Business & Media Institute Director Dan Gainor appeared on the Fox Business Network January 31 to discuss reasons why The New York Times Company (NYSE: NYT) revenue numbers decreased recently - saying that its product is the problem.
"People have lost confidence in the media according to most studies...Most Americans understand that the...mainstream media are overwhelmingly liberal, overwhelming out of touch with a lot of their issues," Gainor said.
Gainor cited an instance where the Times was ran a story about veterans being more violent when they come back to the United States - turning "anecdotes into a loosely connected story and when you do that you alienate readers. They're the people that the Times work for. Journalists forget that."

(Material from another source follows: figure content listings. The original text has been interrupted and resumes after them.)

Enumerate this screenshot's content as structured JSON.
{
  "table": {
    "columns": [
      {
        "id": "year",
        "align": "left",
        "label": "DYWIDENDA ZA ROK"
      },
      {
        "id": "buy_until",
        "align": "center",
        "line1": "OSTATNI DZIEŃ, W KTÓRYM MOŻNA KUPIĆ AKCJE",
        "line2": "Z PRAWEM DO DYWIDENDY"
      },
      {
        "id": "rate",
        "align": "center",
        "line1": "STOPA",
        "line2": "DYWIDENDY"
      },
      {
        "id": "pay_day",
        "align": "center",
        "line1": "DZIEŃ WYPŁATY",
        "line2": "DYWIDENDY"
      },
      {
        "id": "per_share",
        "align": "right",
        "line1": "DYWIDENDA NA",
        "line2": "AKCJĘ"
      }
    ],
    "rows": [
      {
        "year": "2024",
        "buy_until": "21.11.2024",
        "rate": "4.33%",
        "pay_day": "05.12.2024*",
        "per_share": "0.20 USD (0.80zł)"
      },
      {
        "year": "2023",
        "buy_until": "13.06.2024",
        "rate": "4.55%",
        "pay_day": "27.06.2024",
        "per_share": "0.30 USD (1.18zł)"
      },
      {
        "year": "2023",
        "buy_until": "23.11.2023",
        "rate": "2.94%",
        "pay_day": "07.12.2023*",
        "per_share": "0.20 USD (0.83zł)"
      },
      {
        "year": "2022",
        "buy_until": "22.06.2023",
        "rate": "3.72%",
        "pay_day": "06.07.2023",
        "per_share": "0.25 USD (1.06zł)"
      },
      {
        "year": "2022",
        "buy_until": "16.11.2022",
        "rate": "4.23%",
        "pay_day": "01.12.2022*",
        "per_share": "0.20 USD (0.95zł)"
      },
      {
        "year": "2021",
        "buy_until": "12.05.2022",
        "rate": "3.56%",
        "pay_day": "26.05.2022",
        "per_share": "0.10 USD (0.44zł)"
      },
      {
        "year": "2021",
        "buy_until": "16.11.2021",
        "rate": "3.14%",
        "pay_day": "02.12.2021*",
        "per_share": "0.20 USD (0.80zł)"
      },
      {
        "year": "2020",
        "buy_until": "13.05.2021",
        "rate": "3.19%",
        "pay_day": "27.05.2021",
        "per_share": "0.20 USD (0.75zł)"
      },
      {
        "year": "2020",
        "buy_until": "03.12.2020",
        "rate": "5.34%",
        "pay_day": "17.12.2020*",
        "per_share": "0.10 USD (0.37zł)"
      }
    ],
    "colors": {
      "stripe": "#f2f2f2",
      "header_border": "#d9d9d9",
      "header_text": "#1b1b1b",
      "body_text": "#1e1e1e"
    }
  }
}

Clay Waters of the Media Research Center's TimesWatch pointed out that the story, "Across America, Deadly Echoes of Foreign Battles" overlaid the troubles of Vietnam veterans on soldiers coming home from Iraq and Afghanistan. Waters also claimed January 14 that the Times also put too much emphasis on study to make an ideological point about the horrors of war.

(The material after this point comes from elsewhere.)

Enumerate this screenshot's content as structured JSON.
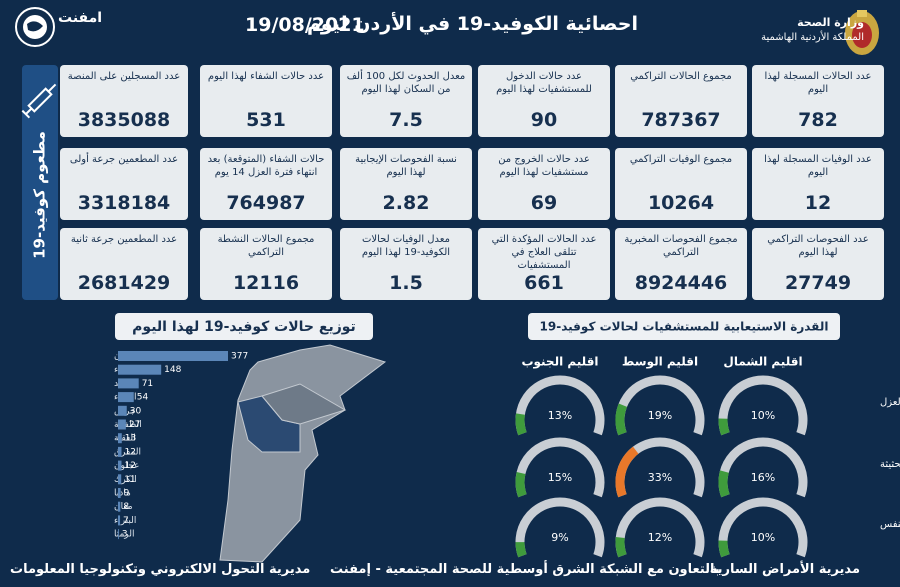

The press release, January 31, explained the decrease in revenue:
The New York Times Company announced today that in December total Company revenues from continuing operations decreased 22.4% compared with December 2006, when our fiscal calendar included an additional week; excluding the estimated impact of the additional week in 2006, they decreased 8.2%. Advertising revenues decreased 25.2%; excluding the additional week, they decreased 12.0%. Circulation revenues decreased 17.8%; excluding the additional week, they increased 0.6%.
In addition to its own paper, The New York Times Company includes other news sources like the International Herald Tribune and The Boston Globe.